Pasbana - Ikhlas. Kata yang sering kita dengar, tapi sejauh apa kita benar-benar memahaminya? Di era media sosial, di mana segala sesuatu bisa diukur dari jumlah like, share, dan komentar, konsep ikhlas seperti menjadi barang langka.
Tapi, mari kita telusuri lagi makna ikhlas yang sesungguhnya, bukan sekadar retorika, melainkan sebuah gaya hidup yang menantang zaman.

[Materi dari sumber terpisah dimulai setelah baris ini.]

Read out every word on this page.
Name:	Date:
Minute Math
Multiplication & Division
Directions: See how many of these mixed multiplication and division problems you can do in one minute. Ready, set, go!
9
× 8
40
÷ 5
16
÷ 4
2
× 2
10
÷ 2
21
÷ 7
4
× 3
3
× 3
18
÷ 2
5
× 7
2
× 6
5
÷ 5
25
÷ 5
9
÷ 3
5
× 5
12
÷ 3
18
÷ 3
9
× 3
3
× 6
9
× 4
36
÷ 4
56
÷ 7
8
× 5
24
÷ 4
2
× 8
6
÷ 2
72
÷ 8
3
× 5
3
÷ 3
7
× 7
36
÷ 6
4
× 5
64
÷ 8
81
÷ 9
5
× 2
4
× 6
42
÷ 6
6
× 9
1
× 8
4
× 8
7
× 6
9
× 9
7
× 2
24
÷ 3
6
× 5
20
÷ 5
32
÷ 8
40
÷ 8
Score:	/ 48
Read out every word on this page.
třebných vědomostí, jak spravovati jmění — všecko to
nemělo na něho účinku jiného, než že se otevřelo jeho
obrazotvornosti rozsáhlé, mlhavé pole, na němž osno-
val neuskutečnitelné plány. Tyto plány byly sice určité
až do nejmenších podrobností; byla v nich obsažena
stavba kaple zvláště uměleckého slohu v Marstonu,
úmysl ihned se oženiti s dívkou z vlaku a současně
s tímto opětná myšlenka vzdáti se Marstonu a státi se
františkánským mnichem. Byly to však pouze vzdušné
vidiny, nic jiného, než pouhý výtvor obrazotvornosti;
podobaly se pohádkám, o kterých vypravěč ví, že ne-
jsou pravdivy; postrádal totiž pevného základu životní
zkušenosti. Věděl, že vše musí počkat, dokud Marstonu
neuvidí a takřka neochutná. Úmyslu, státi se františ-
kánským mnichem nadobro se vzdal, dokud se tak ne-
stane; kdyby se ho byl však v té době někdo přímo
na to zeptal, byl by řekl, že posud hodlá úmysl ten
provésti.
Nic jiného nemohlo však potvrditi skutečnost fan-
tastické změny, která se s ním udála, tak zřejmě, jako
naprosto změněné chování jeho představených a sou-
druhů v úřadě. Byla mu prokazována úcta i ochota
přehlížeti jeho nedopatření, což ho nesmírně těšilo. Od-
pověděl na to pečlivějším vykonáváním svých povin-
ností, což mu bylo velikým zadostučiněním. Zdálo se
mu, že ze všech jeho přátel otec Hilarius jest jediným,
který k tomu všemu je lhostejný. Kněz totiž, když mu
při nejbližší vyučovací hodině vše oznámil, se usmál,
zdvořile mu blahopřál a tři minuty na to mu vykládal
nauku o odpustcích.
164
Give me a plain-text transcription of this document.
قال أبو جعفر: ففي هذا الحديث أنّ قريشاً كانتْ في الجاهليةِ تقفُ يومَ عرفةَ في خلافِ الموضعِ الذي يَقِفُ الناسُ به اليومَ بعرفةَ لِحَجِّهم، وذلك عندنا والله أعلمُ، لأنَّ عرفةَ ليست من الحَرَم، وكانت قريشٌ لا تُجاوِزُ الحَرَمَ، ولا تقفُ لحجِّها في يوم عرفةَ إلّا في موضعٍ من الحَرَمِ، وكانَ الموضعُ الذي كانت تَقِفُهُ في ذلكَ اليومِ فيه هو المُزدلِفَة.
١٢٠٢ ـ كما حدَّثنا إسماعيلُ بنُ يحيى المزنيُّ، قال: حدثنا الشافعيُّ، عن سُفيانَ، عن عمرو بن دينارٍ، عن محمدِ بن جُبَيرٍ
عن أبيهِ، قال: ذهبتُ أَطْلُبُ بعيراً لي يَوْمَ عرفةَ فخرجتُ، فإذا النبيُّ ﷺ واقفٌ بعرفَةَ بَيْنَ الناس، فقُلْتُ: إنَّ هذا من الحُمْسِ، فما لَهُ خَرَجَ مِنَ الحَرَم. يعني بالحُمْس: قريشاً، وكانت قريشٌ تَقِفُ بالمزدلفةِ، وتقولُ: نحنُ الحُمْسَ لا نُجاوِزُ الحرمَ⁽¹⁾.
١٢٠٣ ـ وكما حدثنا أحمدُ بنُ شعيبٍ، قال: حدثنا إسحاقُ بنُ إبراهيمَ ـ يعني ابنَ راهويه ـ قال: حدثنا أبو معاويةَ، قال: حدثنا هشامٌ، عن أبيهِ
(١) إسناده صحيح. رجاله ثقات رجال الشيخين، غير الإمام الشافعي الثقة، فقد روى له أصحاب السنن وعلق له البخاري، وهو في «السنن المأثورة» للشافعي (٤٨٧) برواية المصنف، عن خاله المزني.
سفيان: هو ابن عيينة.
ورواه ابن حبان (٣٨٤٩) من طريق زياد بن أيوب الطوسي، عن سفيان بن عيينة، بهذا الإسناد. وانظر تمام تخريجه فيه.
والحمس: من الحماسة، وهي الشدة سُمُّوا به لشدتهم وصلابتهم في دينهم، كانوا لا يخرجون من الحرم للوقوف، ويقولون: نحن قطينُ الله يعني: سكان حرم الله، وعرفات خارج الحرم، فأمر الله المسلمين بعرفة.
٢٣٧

Kiyai Hasan, seorang ulama yang bijak, pernah berkata, “Ikhlas itu ketika perkataan dan perbuatan diorientasikan hanya untuk mengharap ridho Allah, tanpa memedulikan keuntungan materi, prestise, atau gelar.”
Bayangkan, di dunia yang penuh dengan “pamer pencapaian”, ikhlas adalah seni untuk tetap rendah hati meski punya segudang prestasi. Ikhlas itu seperti menjadi influencer tanpa perlu mengunggah setiap detik hidup kita ke Instagram.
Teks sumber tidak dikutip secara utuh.